You may keep his birthday all the year round, for it were better to say he was born every day of the year than on any one, for truly in a spiritual sense he is born every day of every year in some men’s hearts, and that to us is a far weightier point than the observation of holy days. Express your joy, first, as the angels did, by public ministry. Some of us are called to speak to the many. Let us in the clearest and most earnest tones proclaim the Saviour and his power to rescue man. Others of you cannot preach; but you can sing. Sing then your anthems, and praise God with all your hearts. Do not be slack in the devout use of your tongues, which are the glory of your frames, but again and again and again lift up your joyful hymns unto the new-born King. Others of you can neither preach nor sing. Well, then, you must do what the shepherds did, and what did they? You are told twice that they spread the news. As soon as they had seen the babe they made known abroad the saying that was told them, and as they went home they glorified God. This is one of the most practical ways of showing your joy. Holy conversation is as acceptable as sermons and anthems. There was also one who said little, but thought the more: “Mary pondered all these things in her heart.” Quiet, happy spirit, weigh in thy heart the grand truth that Jesus was born at Bethlehem. Immanuel, God with us;— weigh it if you can; look at it again and again, examine the varied facets of this priceless brilliant, and bless, and adore, and love, and wonder, and yet adore again this matchless miracle of love.

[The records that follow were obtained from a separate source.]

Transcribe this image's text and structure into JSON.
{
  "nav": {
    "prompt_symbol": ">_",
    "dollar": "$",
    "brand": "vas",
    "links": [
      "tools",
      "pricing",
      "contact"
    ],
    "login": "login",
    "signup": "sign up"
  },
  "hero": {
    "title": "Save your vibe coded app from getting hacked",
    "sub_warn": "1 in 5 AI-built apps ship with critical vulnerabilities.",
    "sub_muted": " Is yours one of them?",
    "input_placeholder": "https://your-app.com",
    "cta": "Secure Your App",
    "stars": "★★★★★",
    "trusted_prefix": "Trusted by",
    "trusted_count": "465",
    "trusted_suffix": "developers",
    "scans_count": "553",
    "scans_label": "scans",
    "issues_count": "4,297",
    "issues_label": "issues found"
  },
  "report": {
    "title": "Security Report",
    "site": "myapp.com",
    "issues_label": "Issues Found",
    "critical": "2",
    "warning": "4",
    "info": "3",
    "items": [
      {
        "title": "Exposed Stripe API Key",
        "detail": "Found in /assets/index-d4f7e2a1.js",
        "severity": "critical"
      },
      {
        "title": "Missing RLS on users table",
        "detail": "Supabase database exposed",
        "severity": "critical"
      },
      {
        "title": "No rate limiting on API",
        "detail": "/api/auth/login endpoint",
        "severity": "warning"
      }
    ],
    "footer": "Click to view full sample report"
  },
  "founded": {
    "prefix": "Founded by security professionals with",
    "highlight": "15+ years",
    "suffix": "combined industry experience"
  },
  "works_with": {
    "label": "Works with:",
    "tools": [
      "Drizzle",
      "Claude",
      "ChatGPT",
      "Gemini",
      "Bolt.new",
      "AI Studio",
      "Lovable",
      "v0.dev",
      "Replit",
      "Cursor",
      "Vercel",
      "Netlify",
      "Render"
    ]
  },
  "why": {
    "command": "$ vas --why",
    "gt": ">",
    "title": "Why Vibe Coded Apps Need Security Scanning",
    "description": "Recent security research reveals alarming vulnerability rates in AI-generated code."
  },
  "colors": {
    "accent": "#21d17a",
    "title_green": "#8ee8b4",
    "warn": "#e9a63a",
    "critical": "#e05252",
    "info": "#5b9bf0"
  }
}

Lastly, go and do good to others. Like the wise men, bring your offerings, and offer to the new-born King your heart’s best gold of love, and frankincense of praise, and myrrh of penitence. Bring everything of your heart’s best, and somewhat of your substance also, for this is a day of good tidings, and it were unseemly to appear before the Lord empty. Come and worship God manifest in the flesh, and be filled with his light and sweetness by the power of the Holy Spirit. Amen.